= Czekanowski distance =

Per-pixel quality metric

The Czekanowski distance (sometimes shortened as CZD) is a per-pixel quality metric that estimates quality or similarity by measuring differences between pixels. Because it compares vectors with strictly non-negative elements, it is often used to compare colored images, as color values cannot be negative.
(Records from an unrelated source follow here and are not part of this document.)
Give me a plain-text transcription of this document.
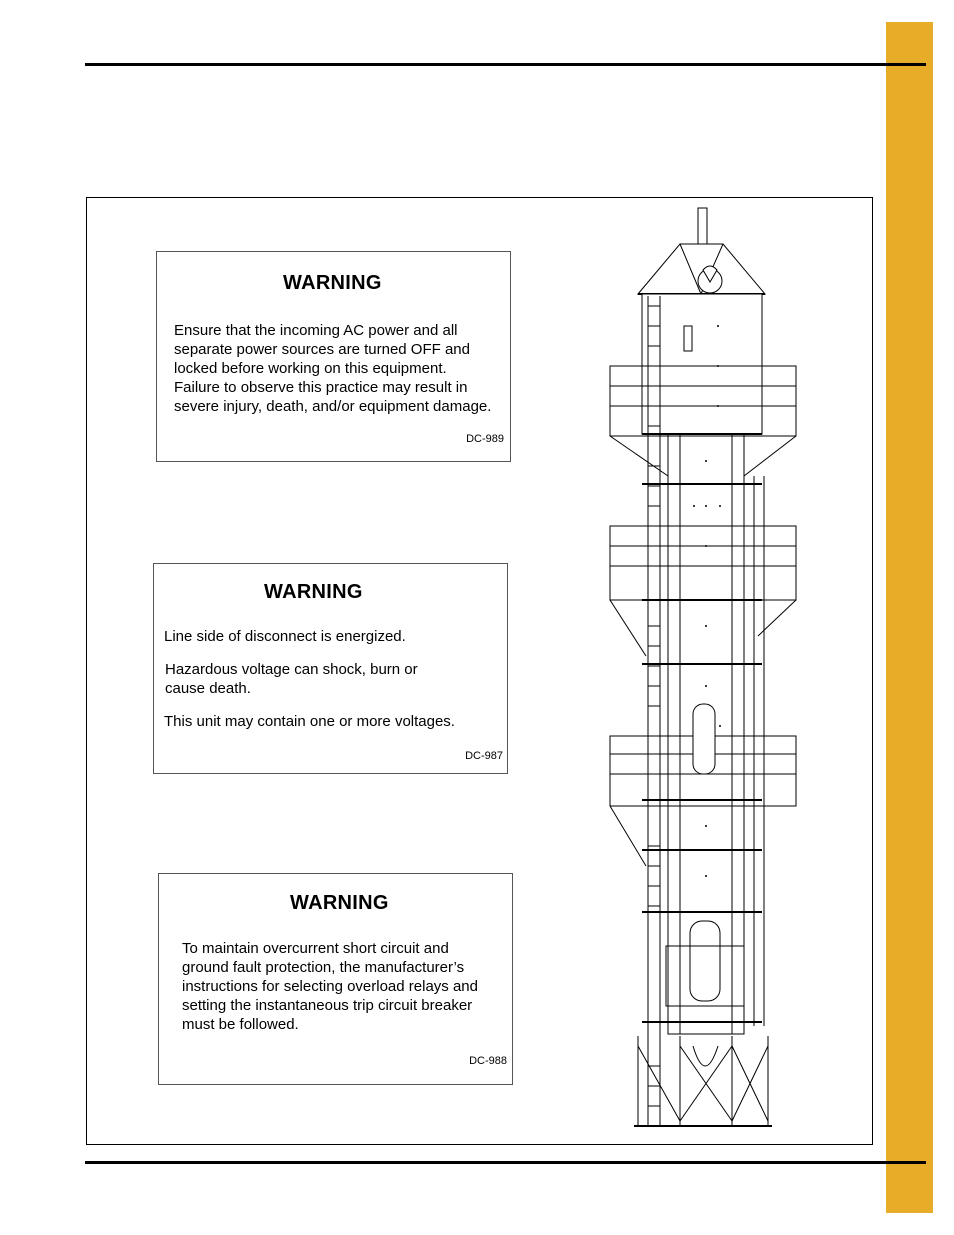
WARNING

Ensure that the incoming AC power and all

separate power sources are turned OFF and

locked before working on this equipment.

Failure to observe this practice may result in

severe injury, death, and/or equipment damage.

DC-989
WARNING

Line side of disconnect is energized.

Hazardous voltage can shock, burn or

cause death.

This unit may contain one or more voltages.

DC-987
WARNING

To maintain overcurrent short circuit and

ground fault protection, the manufacturer’s

instructions for selecting overload relays and

setting the instantaneous trip circuit breaker

must be followed.

DC-988
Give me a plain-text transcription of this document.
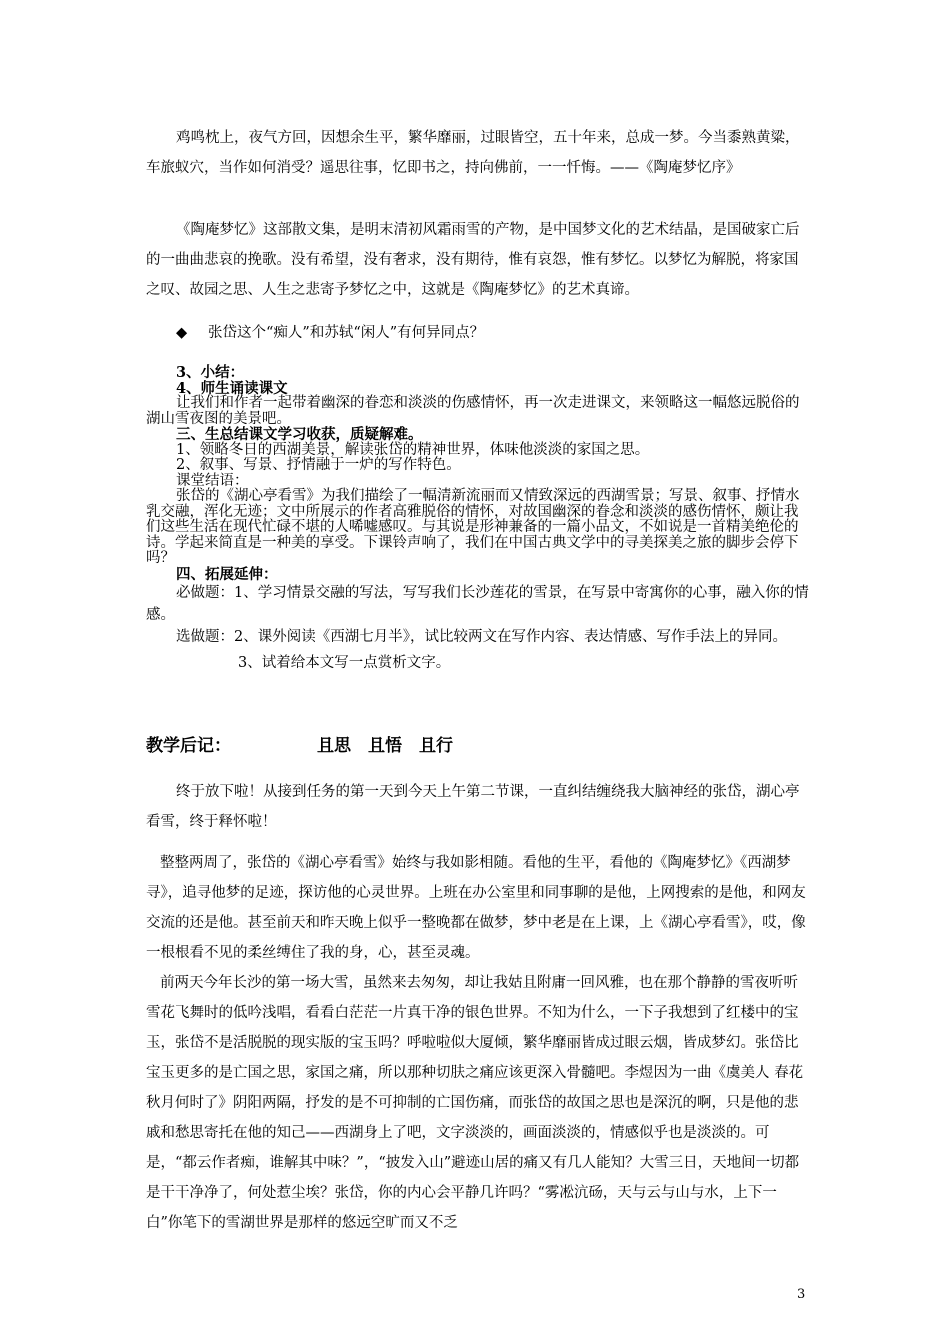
鸡鸣枕上，夜气方回，因想余生平，繁华靡丽，过眼皆空，五十年来，总成一梦。今当黍熟黄粱，车旅蚁穴，当作如何消受？遥思往事，忆即书之，持向佛前，一一忏悔。——《陶庵梦忆序》

《陶庵梦忆》这部散文集，是明末清初风霜雨雪的产物，是中国梦文化的艺术结晶，是国破家亡后的一曲曲悲哀的挽歌。没有希望，没有奢求，没有期待，惟有哀怨，惟有梦忆。以梦忆为解脱，将家国之叹、故园之思、人生之悲寄予梦忆之中，这就是《陶庵梦忆》的艺术真谛。

◆ 张岱这个“痴人”和苏轼“闲人”有何异同点？

3、小结：

4、师生诵读课文

让我们和作者一起带着幽深的眷恋和淡淡的伤感情怀，再一次走进课文，来领略这一幅悠远脱俗的湖山雪夜图的美景吧。

三、生总结课文学习收获，质疑解难。

1、领略冬日的西湖美景，解读张岱的精神世界，体味他淡淡的家国之思。

2、叙事、写景、抒情融于一炉的写作特色。

课堂结语：

张岱的《湖心亭看雪》为我们描绘了一幅清新流丽而又情致深远的西湖雪景；写景、叙事、抒情水乳交融，浑化无迹；文中所展示的作者高雅脱俗的情怀，对故国幽深的眷念和淡淡的感伤情怀，颇让我们这些生活在现代忙碌不堪的人唏嘘感叹。与其说是形神兼备的一篇小品文，不如说是一首精美绝伦的诗。学起来简直是一种美的享受。下课铃声响了，我们在中国古典文学中的寻美探美之旅的脚步会停下吗？

四、拓展延伸：

必做题：1、学习情景交融的写法，写写我们长沙莲花的雪景，在写景中寄寓你的心事，融入你的情感。

选做题：2、课外阅读《西湖七月半》，试比较两文在写作内容、表达情感、写作手法上的异同。

3、试着给本文写一点赏析文字。

教学后记：	且思　且悟　且行

终于放下啦！从接到任务的第一天到今天上午第二节课，一直纠结缠绕我大脑神经的张岱，湖心亭看雪，终于释怀啦！

整整两周了，张岱的《湖心亭看雪》始终与我如影相随。看他的生平，看他的《陶庵梦忆》《西湖梦寻》，追寻他梦的足迹，探访他的心灵世界。上班在办公室里和同事聊的是他，上网搜索的是他，和网友交流的还是他。甚至前天和昨天晚上似乎一整晚都在做梦，梦中老是在上课，上《湖心亭看雪》，哎，像一根根看不见的柔丝缚住了我的身，心，甚至灵魂。

前两天今年长沙的第一场大雪，虽然来去匆匆，却让我姑且附庸一回风雅，也在那个静静的雪夜听听雪花飞舞时的低吟浅唱，看看白茫茫一片真干净的银色世界。不知为什么，一下子我想到了红楼中的宝玉，张岱不是活脱脱的现实版的宝玉吗？呼啦啦似大厦倾，繁华靡丽皆成过眼云烟，皆成梦幻。张岱比宝玉更多的是亡国之思，家国之痛，所以那种切肤之痛应该更深入骨髓吧。李煜因为一曲《虞美人 春花秋月何时了》阴阳两隔，抒发的是不可抑制的亡国伤痛，而张岱的故国之思也是深沉的啊，只是他的悲戚和愁思寄托在他的知己——西湖身上了吧，文字淡淡的，画面淡淡的，情感似乎也是淡淡的。可是，“都云作者痴，谁解其中味？”，“披发入山”避迹山居的痛又有几人能知？大雪三日，天地间一切都是干干净净了，何处惹尘埃？张岱，你的内心会平静几许吗？“雾凇沆砀，天与云与山与水，上下一白”你笔下的雪湖世界是那样的悠远空旷而又不乏

3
This different approach has a better correlation with subjective quality assessment than PSNR.

== Definition ==
Androutsos et al. give the Czekanowski coefficient as follows:

$d_z(i,j) = 1 - \frac{ 2\sum^{p}_{k=1} \text{min}(x_{ik},\ x_{jk})}{ \sum^{p}_{k=1}( x_{ik} + x_{jk} ) }$

Where a pixel $x_i$ is being compared to a pixel $x_j$ on the k-th band of color – usually one for each of red, green and blue.

For a pixel matrix of size $M \times N$, the Czekanowski coefficient can be used in an arithmetic mean spanning all pixels to calculate the Czekanowski distance as follows:

$$\frac{1}{MN}\sum^{M-1}_{i=0}\sum^{N-1}_{j=0}\begin{pmatrix}1 - \frac{ 2\sum^{3}_{k=1} \text{min}(A_k(i,j),\ B_k(i,j))}{ \sum^{3}_{k=1}( A_k(i,j) + B_k(i, j) ) }\end{pmatrix}$$

Where $A_k(i,j)$ is the (i, j)-th pixel of the k-th band of a color image and, similarly, $B_k(i,j)$ is the pixel that it is being compared to.

== Uses ==
In the context of image forensics – for example, detecting if an image has been manipulated –, Rocha et al. report the Czekanowski distance is a popular choice for Color Filter Array (CFA) identification.